And sometimes the bear, well, he eats you.
Mt. Werner Classic 50K
After a couple of shorter races in June (if you can consider 15-26 miles shorter) I jumped back into ultra racing this past weekend with the Mt. Werner Classic 50K in Steamboat Springs. This would be my first ultra in Colorado after living here for two months.
The course is challenging: a 9 mile long climb to the top of a mountain, 13 miles of rolling terrain above 10,000 feet elevation, then a long steep descent down to the finish line. I was prepared for the challenge. I’ve been running plenty of distance (50-60 miles per week), with lots of climbing (8,000-9,000 feet ascent per week), with a handful runs at high elevation above 10,000 feet. I did a little bit of a taper so I wouldn’t be too tired going into the race. I estimated a great race would put me in around 5 hours, while an okay race would put me in around 5½ hours. I felt I had a good chance to finish in the top 3-5 places overall, and top 10 was almost a sure thing.
The race started slow, but hard. I didn’t look at my time the entire race, only my heart rate. I wanted to pay attention to my perceived effort and keep it under control as much as possible. I let a handful of fast starters go up ahead while I held a steady, maintainable effort up the steep initial climb. I tried not to pay attention to my placing at this point, but it was hard not to notice. I settled into 8th place and ran by myself at my own pace for a few miles.
Eventually I caught up to a pack of 4 in front of me and I slowed down a bit rather than pass them. A few more people caught up from behind as the trail became much steeper and the pack exploded. I went back and forth with a couple different people, but stayed in roughly the same place. There was a slight downhill section midway up the climb, which felt kind of bad after going uphill for so long. Then came one final push on a rocky section of trail up to the summit.
I continued my steady effort, though I was walking more on the steepest sections of the climb and the runners in front of me started to pull away. No matter, I thought to myself, I can reel them back in once we reach the top. Then a couple people passed me. Then a couple more people passed me. I maintained a steady effort. Then a couple more people passed me. My confidence was shaken.
Once we reached the top of the mountain there was a 6 mile stretch of relatively flat trail before the turnaround point. It was more rolling than I was expecting. The hills weren’t big, so they basically disappear on the same profile map as the big climb. But after doing the big climb these rollers weren’t easy. I couldn’t run as fast as I was expecting. I ran those 6 miles without seeing another person, either in front of me or behind me. I had thought I would use this opportunity to move up through the field, but instead I was further back than I ever planned to be and there was no sign that would change anytime soon.
Then it changed, but not the way I wanted. Just as I reached the turnaround I was caught and passed by 3 more runners. I tried to stay positive, but by this point my confidence was in shambles. This isn’t supposed to happen to me.
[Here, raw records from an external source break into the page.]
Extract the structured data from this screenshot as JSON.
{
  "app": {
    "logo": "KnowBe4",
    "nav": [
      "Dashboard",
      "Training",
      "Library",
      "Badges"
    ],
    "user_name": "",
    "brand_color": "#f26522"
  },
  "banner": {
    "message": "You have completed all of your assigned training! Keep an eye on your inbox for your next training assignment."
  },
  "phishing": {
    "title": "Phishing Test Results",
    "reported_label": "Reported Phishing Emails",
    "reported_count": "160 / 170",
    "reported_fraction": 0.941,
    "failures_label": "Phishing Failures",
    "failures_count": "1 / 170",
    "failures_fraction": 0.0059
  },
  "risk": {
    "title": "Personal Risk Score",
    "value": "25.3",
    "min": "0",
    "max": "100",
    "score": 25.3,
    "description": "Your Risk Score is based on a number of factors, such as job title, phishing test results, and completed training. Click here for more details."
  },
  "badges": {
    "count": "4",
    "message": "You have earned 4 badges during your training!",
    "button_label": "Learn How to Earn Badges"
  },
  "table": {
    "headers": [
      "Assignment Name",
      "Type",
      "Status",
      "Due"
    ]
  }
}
By now the cool morning had given way to a blazing sun. I took off my shirt as I ran the 6 miles back to Mt. Werner. The rolling hills featured more up than down on the way back and I was walking more and more. Then I left the shady part of the trail behind and ventured into the exposed area. As soon as the steady sunshine hit me I stopped and almost vomited on the side of the trail. I tried running again but the nausea persisted. My walk breaks became longer and longer until eventually I had broken and I resigned myself to walking the entire way to the next aid station. A steady stream of runners were passing me, but that was the last thing I was worried about by now. Can I even make it to the finish line? On two separate occasions I stopped to sit down on the side of the trail for a few moments.
Since I was moving much slower than I expected, and it was hot, I ran out of water a few miles before the aid station and by the time I finally got there I was pretty dehydrated. I stayed in the shade at the aid station for about 10 minutes while I drank several bottles of Tailwind and water. I was able to eat a little bit of food. By the time I left the nausea was under control enough for me to run, but my stomach was completely full and the sloshing and bouncing was terrible, so I continued to walk a few more minutes.
The downhill became steep enough that it was ridiculous to be walking, so I started to run again very slowly. As the miles went on and my stomach hurt less I gradually increased my speed. The farther I descended the hotter the temperature, but it wasn’t bothering me as much. The last few miles I was running fast–as fast as I felt I should have been running the whole time. I finished in 6:19 for 34th place. This was a far cry from my seemingly reasonable goal of 5:00-5:30 and top 10 (and an even farther cry from my last two 50K races that I won).
The race organization was great, the aid stations were great, and the course was great. I’m glad I started the race, and I’m glad I finished it. I’m still a little bit unsure what exactly happened in the middle of the race and why it happened. Sometimes in a race you clearly make a mistake and you pay for it and you learn from it. In this case there was no clear mistake I made and no clear lesson to be learned… unless the lesson is that everybody has a bad day out there sometimes.